There’s a stark lesson for Australia this week in comments made by Bank of England governor Mark Carney, who has drawn a clear line between the Brexit vote of 2016, and slower economic growth.
Mr Carney says the UK “should be booming”, but instead is “just growing” thanks to the triumph of populist politics over sober policy thinking during last year’s Brexit referendum.
In a TV interview, Mr Carney said: “Business investment has picked up, but it hasn’t picked up to any of the extent that one would have expected given how strong the world is, how easy financial conditions are.”
Then again, his comments are unlikely to trouble political leaders such as Nigel Farage, who convinced voters to get into a “lifeboat off the Titanic”, or Boris Johnson whose “lies and hype” are still being criticised by his own Tory peers.
That’s because populist leaders, by definition, trade on emotion rather than facts.
Ultimately, however, economic reality has a habit of cutting through emotive arguments – as is already happening on the other side of the Atlantic.
US President Donald Trump’s brand of populism has not held voters’ imagination for long. The Washington Post reports that he now has an “approval rating demonstrably lower than any previous chief executive at this point in his presidency over seven decades of polling”.
The trouble is, when that degree of disaffection shows up in the polls, the damage is already done.
Our own furphies
There is much to learn from the rise and fall of populist leaders overseas, because similar trends are evident here.
As Australia struggles to return to a decent level of economic growth, and to escape an extended period of wage stagnation, several persistent myths threaten to apply the brake at exactly the wrong time.
The first is the wildly exaggerated claim that Australia is “full”. Former entrepreneur Dick Smith makes the claim fairly regularly, and did so again this week in The Australian newspaper.
Mr Smith’s call for immigration to be more than halved is echoed by the likes of Pauline Hanson’s One Nation party and former Liberal, now independent Senator Cory Bernardi.
Yet none of these campaigners discuss why immigration is so high at present – net overseas migration is heavily swollen with foreign students, who obtain qualifications here and then often seek to settle in Australia permanently.
We are going through an education boom that, depending on commodity prices, occasionally pips iron ore as our biggest single export.
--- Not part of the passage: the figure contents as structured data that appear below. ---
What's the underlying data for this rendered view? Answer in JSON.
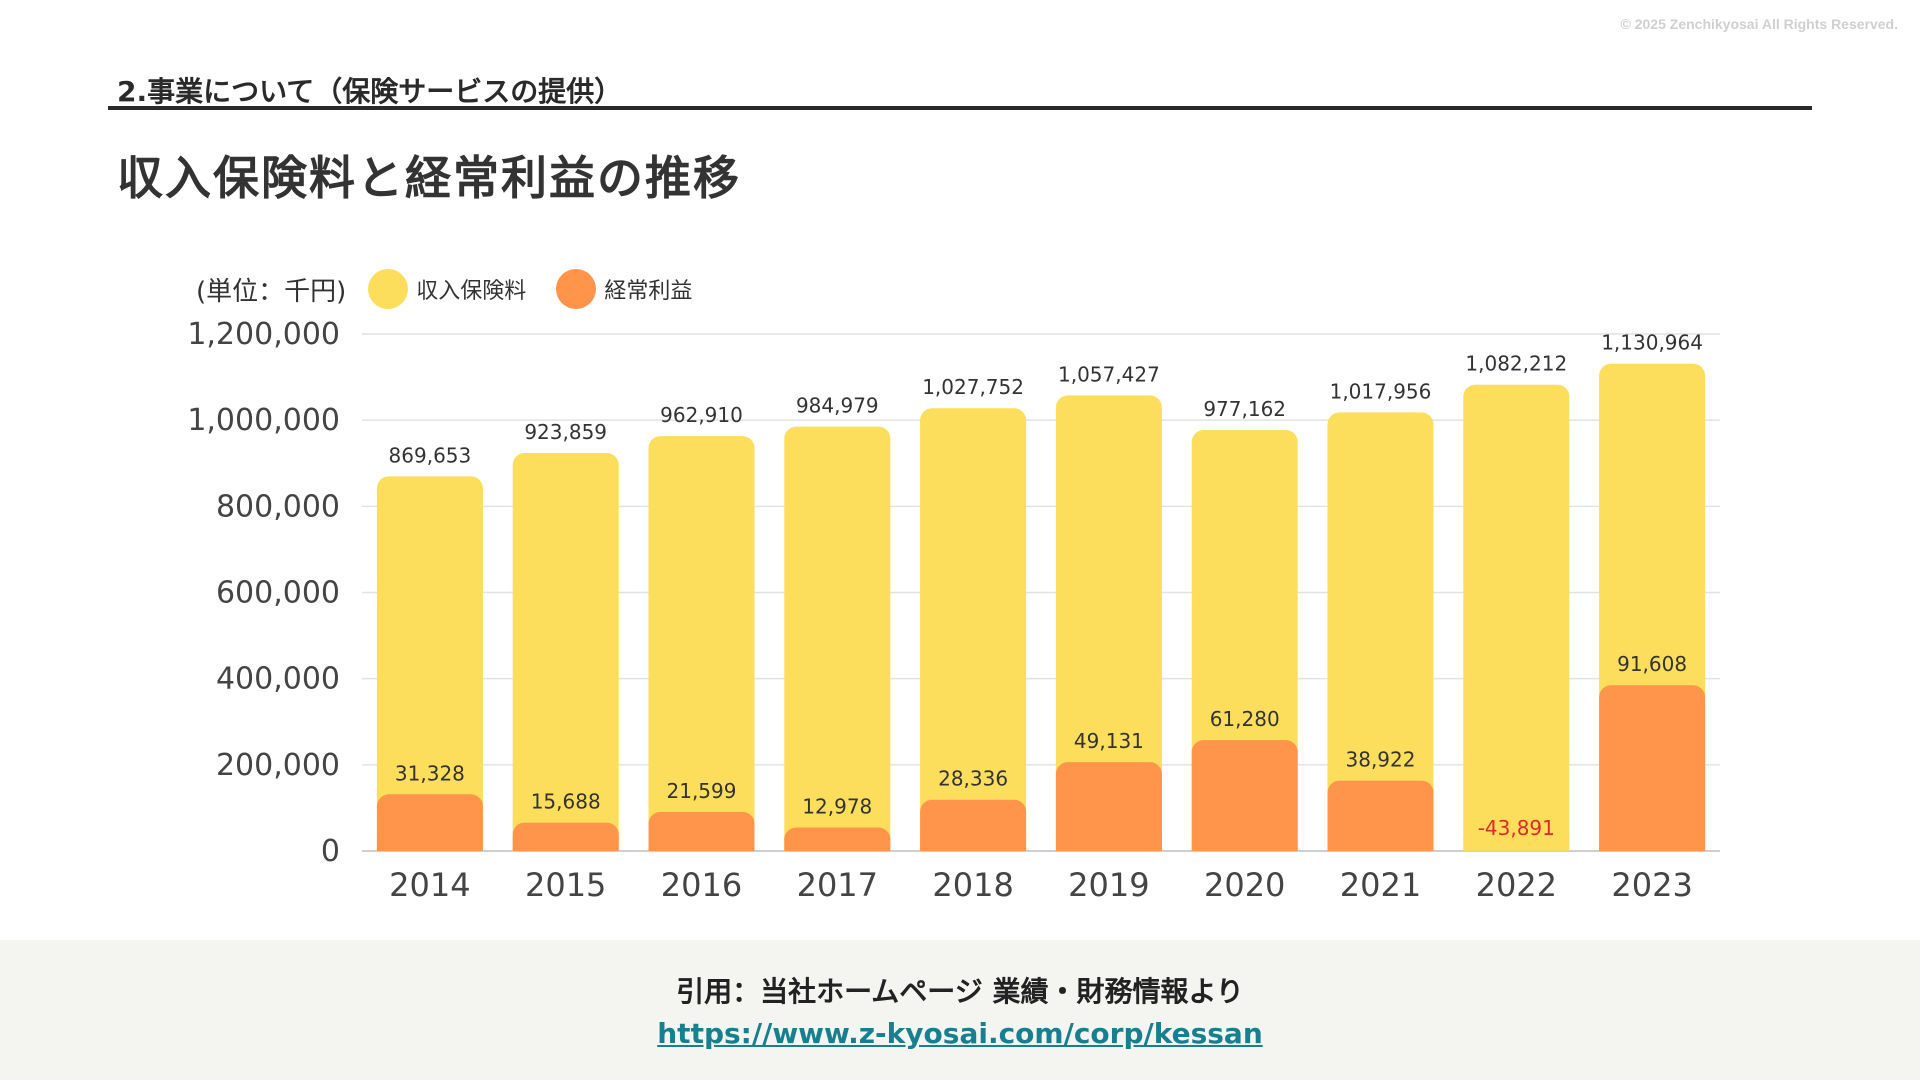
{
  "header": {
    "copyright": "© 2025 Zenchikyosai All Rights Reserved.",
    "section_title": "2.事業について（保険サービスの提供）",
    "page_title": "収入保険料と経常利益の推移"
  },
  "footer": {
    "citation": "引用：当社ホームページ 業績・財務情報より",
    "url": "https://www.z-kyosai.com/corp/kessan"
  },
  "colors": {
    "premium": "#fddd5c",
    "profit": "#ff944a",
    "negative_label": "#e02a2a"
  },
  "chart_data": {
    "type": "bar",
    "unit_label": "(単位：千円)",
    "categories": [
      "2014",
      "2015",
      "2016",
      "2017",
      "2018",
      "2019",
      "2020",
      "2021",
      "2022",
      "2023"
    ],
    "series": [
      {
        "name": "収入保険料",
        "values": [
          869653,
          923859,
          962910,
          984979,
          1027752,
          1057427,
          977162,
          1017956,
          1082212,
          1130964
        ],
        "labels": [
          "869,653",
          "923,859",
          "962,910",
          "984,979",
          "1,027,752",
          "1,057,427",
          "977,162",
          "1,017,956",
          "1,082,212",
          "1,130,964"
        ]
      },
      {
        "name": "経常利益",
        "values": [
          31328,
          15688,
          21599,
          12978,
          28336,
          49131,
          61280,
          38922,
          -43891,
          91608
        ],
        "labels": [
          "31,328",
          "15,688",
          "21,599",
          "12,978",
          "28,336",
          "49,131",
          "61,280",
          "38,922",
          "-43,891",
          "91,608"
        ]
      }
    ],
    "y_ticks": [
      "0",
      "200,000",
      "400,000",
      "600,000",
      "800,000",
      "1,000,000",
      "1,200,000"
    ],
    "ylim": [
      0,
      1200000
    ],
    "legend_position": "top-left",
    "grid": true
  }
}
And it is a boom that invites, trains, and then settles smart, motivated, new Australians.
Net overseas migration should fluctuate up and down a bit depending on conditions, but to kill this golden goose during a period of transition away from the previous mining investment boom would be damaging indeed.
Race for the tourist dollar
Another booming sector is tourism, and again it is threatened by populist politics – especially the spreading of race-based myths, which, as we learned after a string of attacks on Indians in 2009, produce plenty of ‘racist Australia’ headlines overseas.
And yet there are votes to be had in stoking fears that “we’re in danger of being swamped by Muslims” – a ludicrous claim given that only 2.6 per cent of Australians are Muslim, and are overwhelming law-abiding, taxpaying citizens.
Another race-based myth, often repeated by the National Party, is that Chinese money is taking over Australia’s agricultural land. Yes, Chinese investors have increased their stake in recent years, but it is still only 2.5 per cent.
China is a huge and growing source of tourists for Australia, but when global news outlets cover some of the racist undercurrents in Australia, there are plenty of other destinations to which travellers can turn.
The energy transition
The other big myth, actively spread by elements within the Liberal Party at present, is that only coal can provide affordable ‘baseload power’ for Australia’s future – and, therefore, that there’s no use trying to be a ‘clean energy super-power’.
Even with the government’s own Finkel review naming wind-plus-gas-backup as the cheapest new-build energy available, the myth of ‘cheap coal’ has won the day.
The government’s National Energy Guarantee will force energy retailers to buy more coal power, despite it being neither cheaper, nor more reliable.
Taken together, these issues are reminders that Australians are far from immune to the kind of simplistic, factually incorrect arguments being made overseas.
And we will pay the same price if we fall for emotive populists arguments, rather than checking the facts behind them.